Sketching has always been the messy side of art. It's expected to be unfinished, lines everywhere, not necessarily coloured, it might not even make much sense to anyone except the artist. Although a sketch might not be as pretty as the final piece, it can be beautiful in its own way. Importantly, it's usually necessary to have many sketches and other preliminary work to ensure the end product looks good!

Preliminary sketches break down parts of this plant so the final drawing comes together realistically.

I believe nature journaling is similar to sketching in that it's not about making a pretty picture but its a necessary step in the process to get thoughts and observations down. Sometimes I see it as part of my research for building an informed natural history illustration. However nature journaling doesn't have to be for preparation, it can also just be about spending time in nature.

I've made my peace with the fact that there might be some pretty pictures in my nature journal, and it's fine if there's plenty in there that are messy too. After all, those messy bits might end up sparkling like diamonds with just a bit more polishing.

When it is about a pretty picture

Outside of my nature journal there are times when I do desire to create a polished piece of art. As I mentioned in my previous post this puts pressure on us to not make mistakes. Sketching and nature journaling are part of the preparation process for me to help reduce the chance of making mistakes in these situations.

Making mistakes
How can we avoid mistakes and when is it OK to make one? I look back on a recent artwork and do some introspecting.

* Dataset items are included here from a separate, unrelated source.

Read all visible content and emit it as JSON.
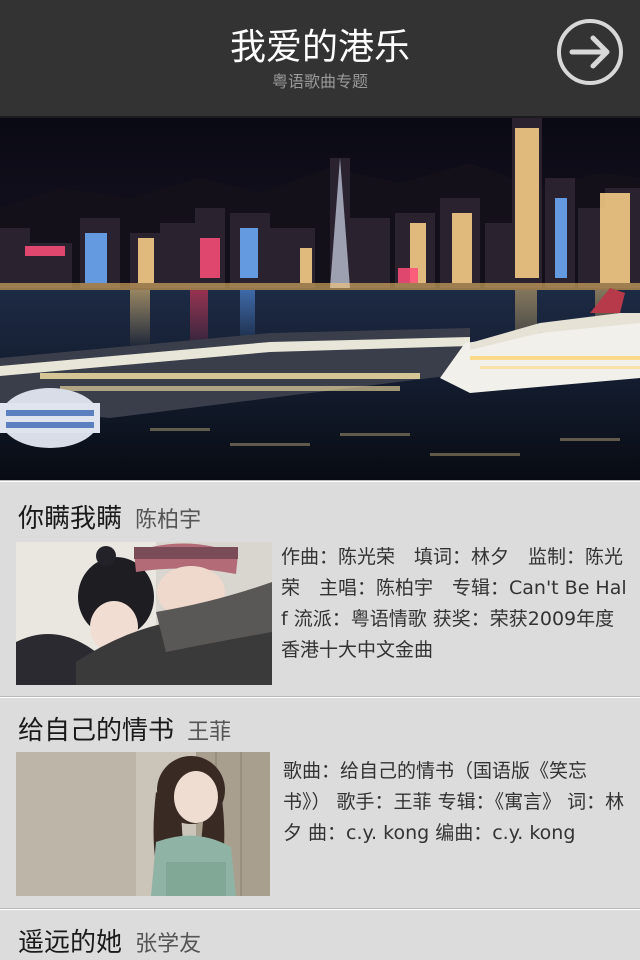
{
  "header": {
    "title": "我爱的港乐",
    "subtitle": "粤语歌曲专题",
    "next_icon": "arrow-right-circle-icon"
  },
  "banner": {
    "image": "hong-kong-victoria-harbour-night-photo"
  },
  "songs": [
    {
      "name": "你瞒我瞒",
      "artist": "陈柏宇",
      "description": "作曲：陈光荣　填词：林夕　监制：陈光荣　主唱：陈柏宇　专辑：Can't Be Half  流派：粤语情歌 获奖：荣获2009年度香港十大中文金曲",
      "thumb": "couple-winter-photo"
    },
    {
      "name": "给自己的情书",
      "artist": "王菲",
      "description": "歌曲：给自己的情书（国语版《笑忘书》）  歌手：王菲 专辑：《寓言》 词：林夕 曲：c.y. kong 编曲：c.y. kong",
      "thumb": "girl-leaning-wall-photo"
    },
    {
      "name": "遥远的她",
      "artist": "张学友",
      "description": "",
      "thumb": ""
    }
  ]
}
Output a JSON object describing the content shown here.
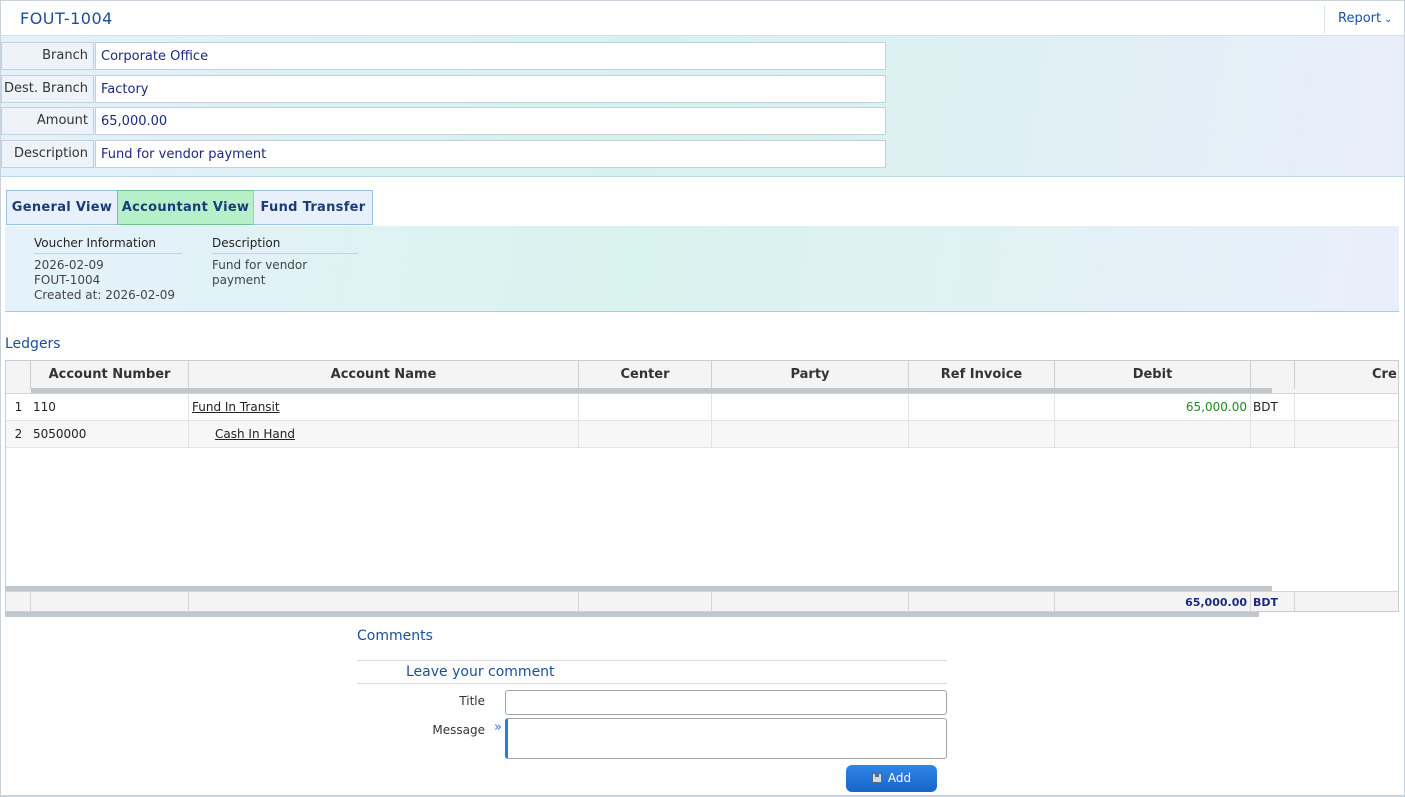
{
  "header": {
    "doc_number": "FOUT-1004",
    "report_label": "Report",
    "report_icon": "chevron-down-icon"
  },
  "form": {
    "branch_label": "Branch",
    "branch_value": "Corporate Office",
    "dest_branch_label": "Dest. Branch",
    "dest_branch_value": "Factory",
    "amount_label": "Amount",
    "amount_value": "65,000.00",
    "description_label": "Description",
    "description_value": "Fund for vendor payment"
  },
  "tabs": [
    {
      "label": "General View",
      "active": false
    },
    {
      "label": "Accountant View",
      "active": true
    },
    {
      "label": "Fund Transfer",
      "active": false
    }
  ],
  "info": {
    "voucher_heading": "Voucher Information",
    "voucher_date": "2026-02-09",
    "voucher_number": "FOUT-1004",
    "created_at": "Created at: 2026-02-09",
    "description_heading": "Description",
    "description_text": "Fund for vendor payment"
  },
  "ledgers": {
    "title": "Ledgers",
    "columns": [
      "Account Number",
      "Account Name",
      "Center",
      "Party",
      "Ref Invoice",
      "Debit",
      "Cre"
    ],
    "rows": [
      {
        "index": "1",
        "account_number": "110",
        "account_name": "Fund In Transit",
        "debit": "65,000.00",
        "currency": "BDT"
      },
      {
        "index": "2",
        "account_number": "5050000",
        "account_name": "Cash In Hand",
        "debit": "",
        "currency": ""
      }
    ],
    "footer_total": "65,000.00",
    "footer_currency": "BDT"
  },
  "comments": {
    "title": "Comments",
    "subtitle": "Leave your comment",
    "title_label": "Title",
    "message_label": "Message",
    "message_icon": "double-chevron-right-icon",
    "add_label": "Add",
    "add_icon": "save-disk-icon"
  },
  "colors": {
    "brand_blue": "#1a4f9c",
    "active_tab": "#b6f0c9",
    "debit_green": "#1f8a1f",
    "button_blue": "#1f74d8"
  }
}
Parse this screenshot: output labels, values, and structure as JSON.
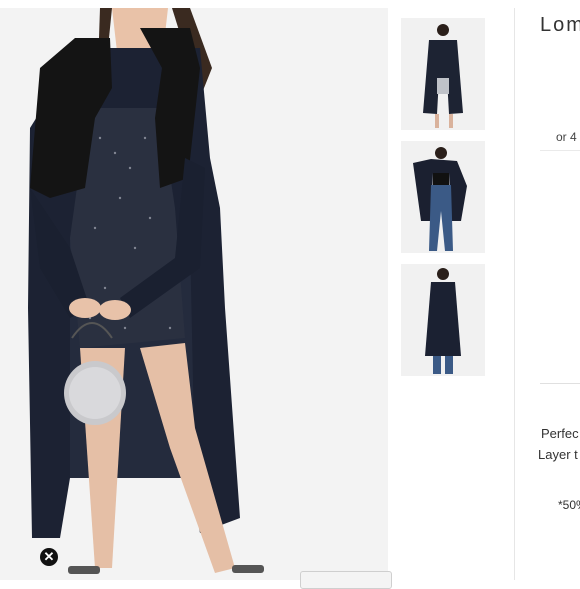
{
  "product": {
    "title": "Lom",
    "installments_text": "or 4",
    "description_line_1": "Perfec",
    "description_line_2": "Layer t",
    "fabric_text": "*50%"
  },
  "gallery": {
    "main_image_alt": "Model wearing long dark knit duster cardigan with faux fur collar over sparkly mini dress",
    "thumbnails": [
      {
        "alt": "Front view of long cardigan"
      },
      {
        "alt": "Cardigan worn with jeans"
      },
      {
        "alt": "Back view of long cardigan"
      }
    ]
  },
  "controls": {
    "close_symbol": "✕",
    "bottom_button_label": ""
  },
  "colors": {
    "coat": "#1b2233",
    "fur": "#151515",
    "dress": "#262b3a",
    "denim": "#3b5a86",
    "background": "#f3f3f3"
  }
}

Nature journaling trains the eye to observe from 3D and moving objects, to actually see what is in front of us instead of what we think we see. Our hand-eye coordination improves and our ability to spot inaccuracies gets sharper. In natural history illustrations it's important to reference multiple specimens and photos, otherwise mistakes such as missing or incorrect anatomy may occur, for instance due to foreshortening.  

Nature journaling also gathers other important information such as the environmental surroundings, abundance of species, differences between individuals and weather impacts, to list a couple off the top of my head. These can enhance the artwork, for instance in choosing a truly representative background.

I also believe nature journaling is a great practice for my mind to accept making mistakes. By constantly creating pages without a care if the final page looks good or not, I'm training to push past those thoughts that might hold me back from even starting and not worrying if mistakes are made but moving on to the next interesting item to record.

The perils of making pretty pictures

One of the first ideas I had related to nature journaling was to find the emblems of each state and territory of Australia and nature journal, research and video them. I started with hiking to some waratahs (floral emblem of NSW) and nature journaling them in late 2020, then this year I wrote a blog post and did some research on them. I still need to edit the footage but otherwise the waratah project is nearly complete.

Except, before I publish the blog post and video, I also want to create an illustration from my nature journal pages. Unfortunately its become a block for me and I've been postponing in fear of not creating a worthy picture for the project.

Capturing the beauty and details of the waratah in a polished illustration means overcoming my fear of not doing it justice.